Chiron. — Tu voudrais pourtant encore en être malade.

Achille. — Il est vrai ; mais la jeunesse serait charmante si on pouvait la rendre modérée et capable de réflexion. Toi, qui connais tant de remèdes, n’en as-tu point quelqu’un pour guérir cette fougue, ce bouillon du sang, plus dangereux qu’une fièvre ardente ?

Chiron. — Le remède est de se craindre soi-même, de croire les gens sages ; de les appeler à son secours, de profiter de ses fautes passées pour prévoir celles qu’il faut éviter à l’avenir, et d’invoquer souvent Minerve, dont la sagesse est au-dessus de la valeur emportée de Mars.

Achille. — Eh bien ! je ferai tout cela si tu peux obtenir de Jupiter qu’il me rappelle à la jeunesse florissante où je me suis vu. Fais qu’il te rende aussi la lumière, et qu’il m’assujettisse à tes volontés comme Hercule le fut à celles d’Eurysthée.

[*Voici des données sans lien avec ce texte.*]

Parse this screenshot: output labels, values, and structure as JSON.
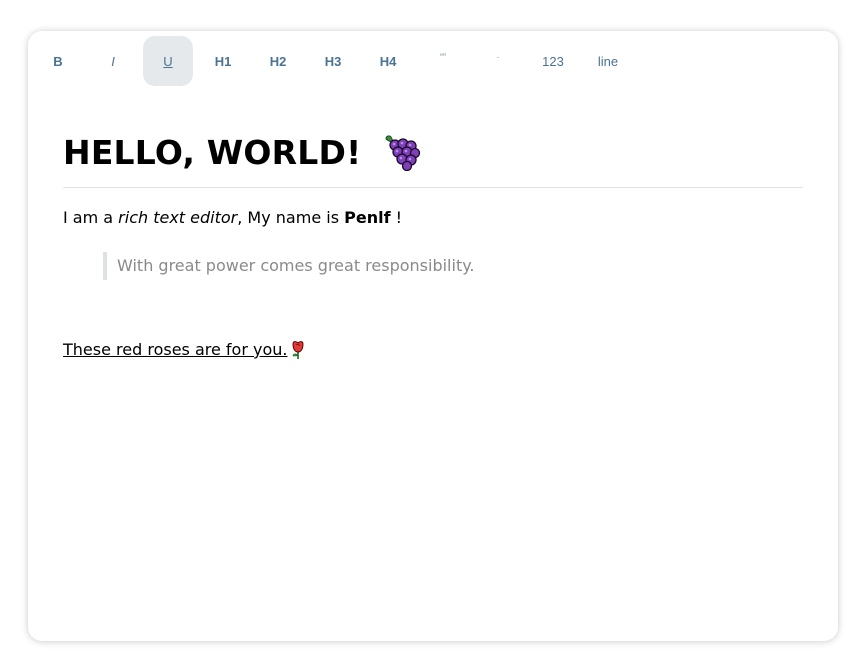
{
  "toolbar": {
    "buttons": [
      {
        "label": "B",
        "active": false
      },
      {
        "label": "I",
        "active": false
      },
      {
        "label": "U",
        "active": true
      },
      {
        "label": "H1",
        "active": false
      },
      {
        "label": "H2",
        "active": false
      },
      {
        "label": "H3",
        "active": false
      },
      {
        "label": "H4",
        "active": false
      },
      {
        "label": "“”",
        "active": false
      },
      {
        "label": "·",
        "active": false
      },
      {
        "label": "123",
        "active": false
      },
      {
        "label": "line",
        "active": false
      }
    ]
  },
  "editor": {
    "heading": "HELLO, WORLD!",
    "heading_icon": "grapes-icon",
    "paragraph": {
      "prefix": "I am a ",
      "italic": "rich text editor",
      "middle": ", My name is ",
      "bold": "Penlf",
      "suffix": " !"
    },
    "blockquote": "With great power comes great responsibility.",
    "underlined_line": "These red roses are for you.",
    "underlined_icon": "rose-icon"
  },
  "colors": {
    "toolbar_text": "#4b7394",
    "active_button_bg": "#e6e9eb",
    "quote_text": "#8a8a8a",
    "divider": "#dfe2e5"
  }
}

Chiron. — J’y consens ; je vais faire cette prière au père des dieux ; je sais qu’il m’exaucera. Tu renaîtras, après une longue suite de siècles, avec du génie, de l’élévation, du courage, du goût pour les Muses, mais avec un naturel impatient et impétueux ; tu auras Chiron à tes côtés ; nous verrons l’usage que tu en feras.